Every new beat of my heart was a flash of memory, of a past life, searing through me like hot sparks as I gripped him tighter. I saw what once was, what maybe could have been, and more than anything, what never was.

My breaths were ragged and shallow, eyes still shut, every other sense on high alert. Tyler’s lips were so close that when I licked my own, I tasted his, and I whimpered at the shock of that small, almost imperceptible touch.

And that’s when Tyler let out a long, slow exhale of a sigh, shaking his head so softly I almost wondered if I imagined it.

“I would have run to you,” he said softly over the rain, his lips touching mine as he did. “I would have pulled you into me. And I would have never let you go.”

My eyes fluttered open, the tip of his nose where it met mine blurring in my vision. His words knifed me between the ribs.

“You are my weakness, Jaz,” he husked. “You always have been.”

I swallowed, pulling back just a sliver, just enough to look him in his eyes.

But then, contrary to what he just said, he let me go.

He released me all at once — his hands from my hair, his eyes from my own, his lips, nose, forehead — all gone with one giant step back as he ran a hand over his face, rubbing the stubble on his jaw like it was the root of all his frustration as he turned his back on me.

“Goddamnit,” he murmured, shaking his head. Then, he kicked the porch railing, which was already too old and soggy to hold. It broke instantly, and Tyler kicked it again, and again, until his chest was heaving and the entire railing was falling off into the weeds below.

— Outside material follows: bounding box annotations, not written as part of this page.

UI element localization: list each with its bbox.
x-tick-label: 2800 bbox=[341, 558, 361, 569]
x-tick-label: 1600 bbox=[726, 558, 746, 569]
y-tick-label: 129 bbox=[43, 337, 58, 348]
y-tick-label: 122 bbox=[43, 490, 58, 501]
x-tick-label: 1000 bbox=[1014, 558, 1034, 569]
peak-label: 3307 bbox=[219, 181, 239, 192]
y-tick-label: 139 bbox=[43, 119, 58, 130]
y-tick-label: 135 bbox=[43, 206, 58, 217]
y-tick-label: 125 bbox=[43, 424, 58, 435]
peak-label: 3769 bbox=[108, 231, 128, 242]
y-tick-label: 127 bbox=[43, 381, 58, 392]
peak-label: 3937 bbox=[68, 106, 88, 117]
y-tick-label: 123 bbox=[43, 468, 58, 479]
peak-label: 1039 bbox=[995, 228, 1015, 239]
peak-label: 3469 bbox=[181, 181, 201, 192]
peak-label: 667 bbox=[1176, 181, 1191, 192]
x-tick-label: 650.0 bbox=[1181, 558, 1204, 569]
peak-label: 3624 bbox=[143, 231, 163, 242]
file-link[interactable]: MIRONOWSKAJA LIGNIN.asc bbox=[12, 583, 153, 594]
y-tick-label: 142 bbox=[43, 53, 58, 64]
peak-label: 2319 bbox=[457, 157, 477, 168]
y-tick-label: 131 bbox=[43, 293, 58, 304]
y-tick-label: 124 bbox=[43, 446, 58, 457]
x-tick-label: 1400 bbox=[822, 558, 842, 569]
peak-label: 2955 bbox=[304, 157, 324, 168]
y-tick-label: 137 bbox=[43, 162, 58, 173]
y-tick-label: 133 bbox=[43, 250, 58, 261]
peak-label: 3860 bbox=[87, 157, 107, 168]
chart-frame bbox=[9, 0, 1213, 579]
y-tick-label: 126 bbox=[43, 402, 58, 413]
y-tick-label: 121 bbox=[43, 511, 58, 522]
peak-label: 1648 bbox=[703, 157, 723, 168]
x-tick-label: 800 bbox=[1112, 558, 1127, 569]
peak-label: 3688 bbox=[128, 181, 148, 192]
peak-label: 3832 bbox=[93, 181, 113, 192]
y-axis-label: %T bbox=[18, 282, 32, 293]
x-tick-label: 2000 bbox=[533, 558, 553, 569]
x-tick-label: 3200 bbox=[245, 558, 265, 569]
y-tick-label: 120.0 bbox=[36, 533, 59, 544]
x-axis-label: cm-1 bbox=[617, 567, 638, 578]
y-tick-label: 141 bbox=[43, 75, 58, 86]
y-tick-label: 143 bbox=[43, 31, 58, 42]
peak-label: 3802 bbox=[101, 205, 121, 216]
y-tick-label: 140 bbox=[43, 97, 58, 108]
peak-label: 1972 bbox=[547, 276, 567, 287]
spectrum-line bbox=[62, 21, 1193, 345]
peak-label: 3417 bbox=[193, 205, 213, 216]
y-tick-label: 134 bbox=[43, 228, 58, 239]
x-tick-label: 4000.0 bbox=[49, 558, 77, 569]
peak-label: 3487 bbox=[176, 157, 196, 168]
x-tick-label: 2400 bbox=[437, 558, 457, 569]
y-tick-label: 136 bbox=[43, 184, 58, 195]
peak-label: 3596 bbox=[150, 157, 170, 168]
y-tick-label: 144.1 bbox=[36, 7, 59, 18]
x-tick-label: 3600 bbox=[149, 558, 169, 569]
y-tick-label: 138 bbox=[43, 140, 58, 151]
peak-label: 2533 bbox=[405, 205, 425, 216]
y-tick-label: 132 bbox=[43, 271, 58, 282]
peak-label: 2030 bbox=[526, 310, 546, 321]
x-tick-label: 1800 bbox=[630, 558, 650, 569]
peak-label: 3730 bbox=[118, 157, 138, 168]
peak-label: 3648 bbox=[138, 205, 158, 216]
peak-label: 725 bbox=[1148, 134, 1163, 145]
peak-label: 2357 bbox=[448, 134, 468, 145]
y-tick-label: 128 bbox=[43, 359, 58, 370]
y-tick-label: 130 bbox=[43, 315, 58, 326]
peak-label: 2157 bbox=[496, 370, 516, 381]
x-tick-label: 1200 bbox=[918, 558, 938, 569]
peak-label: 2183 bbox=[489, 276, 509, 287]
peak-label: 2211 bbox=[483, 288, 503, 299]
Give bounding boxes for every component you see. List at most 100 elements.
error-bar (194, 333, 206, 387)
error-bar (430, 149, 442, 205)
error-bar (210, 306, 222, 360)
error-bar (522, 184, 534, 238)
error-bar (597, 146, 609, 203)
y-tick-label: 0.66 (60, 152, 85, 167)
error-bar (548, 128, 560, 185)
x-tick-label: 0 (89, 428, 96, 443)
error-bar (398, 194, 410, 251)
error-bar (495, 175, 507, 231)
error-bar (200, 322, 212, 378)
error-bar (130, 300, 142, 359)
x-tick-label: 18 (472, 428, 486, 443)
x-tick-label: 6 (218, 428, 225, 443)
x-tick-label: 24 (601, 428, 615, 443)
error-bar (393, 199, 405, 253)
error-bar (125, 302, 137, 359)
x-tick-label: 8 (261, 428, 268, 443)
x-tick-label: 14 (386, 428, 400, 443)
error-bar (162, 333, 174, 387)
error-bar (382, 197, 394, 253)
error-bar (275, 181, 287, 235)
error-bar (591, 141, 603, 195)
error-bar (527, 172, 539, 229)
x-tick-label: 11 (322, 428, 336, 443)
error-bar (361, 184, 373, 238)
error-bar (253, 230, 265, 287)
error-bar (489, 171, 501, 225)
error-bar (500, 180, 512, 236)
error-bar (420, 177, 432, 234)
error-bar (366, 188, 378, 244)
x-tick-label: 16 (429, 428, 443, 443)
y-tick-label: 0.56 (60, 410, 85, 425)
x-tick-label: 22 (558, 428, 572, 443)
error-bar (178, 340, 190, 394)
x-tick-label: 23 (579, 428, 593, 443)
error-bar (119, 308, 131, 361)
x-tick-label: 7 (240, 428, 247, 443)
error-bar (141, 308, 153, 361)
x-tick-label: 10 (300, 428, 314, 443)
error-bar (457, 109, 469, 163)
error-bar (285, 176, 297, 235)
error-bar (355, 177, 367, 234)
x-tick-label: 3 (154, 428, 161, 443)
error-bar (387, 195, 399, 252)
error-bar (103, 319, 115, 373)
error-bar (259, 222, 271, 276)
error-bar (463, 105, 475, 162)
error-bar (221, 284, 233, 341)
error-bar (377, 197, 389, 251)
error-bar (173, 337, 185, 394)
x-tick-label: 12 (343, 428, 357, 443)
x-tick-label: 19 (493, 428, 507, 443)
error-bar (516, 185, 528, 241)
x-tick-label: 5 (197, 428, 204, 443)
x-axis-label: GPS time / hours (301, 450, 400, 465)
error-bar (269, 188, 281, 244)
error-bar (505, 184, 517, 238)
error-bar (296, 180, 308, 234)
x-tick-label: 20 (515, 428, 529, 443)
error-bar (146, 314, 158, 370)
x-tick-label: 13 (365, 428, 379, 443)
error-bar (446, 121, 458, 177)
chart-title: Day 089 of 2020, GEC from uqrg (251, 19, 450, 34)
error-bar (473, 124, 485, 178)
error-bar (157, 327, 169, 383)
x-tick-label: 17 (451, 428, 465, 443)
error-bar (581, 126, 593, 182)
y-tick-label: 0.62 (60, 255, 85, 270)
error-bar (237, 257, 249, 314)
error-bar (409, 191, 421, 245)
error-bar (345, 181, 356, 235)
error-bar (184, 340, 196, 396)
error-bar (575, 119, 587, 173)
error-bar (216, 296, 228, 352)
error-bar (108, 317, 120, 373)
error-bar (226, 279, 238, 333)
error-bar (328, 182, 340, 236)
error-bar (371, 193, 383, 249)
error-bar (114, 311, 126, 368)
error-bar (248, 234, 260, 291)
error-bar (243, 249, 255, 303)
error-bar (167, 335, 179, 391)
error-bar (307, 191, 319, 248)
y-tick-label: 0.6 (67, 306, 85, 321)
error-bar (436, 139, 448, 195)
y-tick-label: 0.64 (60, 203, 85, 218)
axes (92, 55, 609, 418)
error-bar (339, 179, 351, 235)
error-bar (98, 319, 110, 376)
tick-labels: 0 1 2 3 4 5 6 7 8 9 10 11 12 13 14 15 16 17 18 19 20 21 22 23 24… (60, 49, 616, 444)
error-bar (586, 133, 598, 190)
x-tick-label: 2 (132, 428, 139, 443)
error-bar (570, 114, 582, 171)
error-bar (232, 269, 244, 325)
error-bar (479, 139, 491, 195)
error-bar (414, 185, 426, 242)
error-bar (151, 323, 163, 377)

The rain let up — not completely, but enough. Enough that the lightning and thunder rolled on across the lake. Enough that the storm that had been outside existed inside us now. Enough that Tyler jogged down the steps, and across the yard, and past the car to the trail that led the back way home. We used to ride our bikes down that trail, before we could drive, and it wasn’t short, but it wasn’t so far that you couldn’t walk it if you wanted to.

Except Tyler didn’t walk.

He ran.

I didn’t try to stop him. I didn’t run after him, though every muscle in my body ached in protest and begged me to.

I just lifted two shaking fingertips to my lips, touching the flesh that he’d whispered those words into.

And I watched him go.

“Okay, and you’re sure you packed all the party favors in Tyler’s truck?” Morgan asked two days later, checking off the list on her clipboard with her glasses falling down to the tip of her nose repeatedly. Each time, she’d just push them up with her middle finger, only for them to fall down again. “The little champagne bottles, the custom Yeti cups, and the chocolate balls, right?”

“Affirmative,” I barked, standing at attention like a soldier.

Harry had his own copy of the list in Morgan’s hand, and he was checking through it, too, looking like his life depended on whether they had everything on it packed or not.

“And you have the beach towels for the bridal party?” Morgan asked me.

“Check,” I said, holding my hand up to my forehead in a salute.

“And I already double-checked that we have everything on my list in the Escalade.” She worried her bottom lip, eyeing me and then Tyler’s truck in a way that told me she did not trust me when it came to making sure none of us would have to drive three hours back to the house for something forgotten. “Maybe I’ll just run through my list for Tyler’s truck once more, and then we can get on the road.”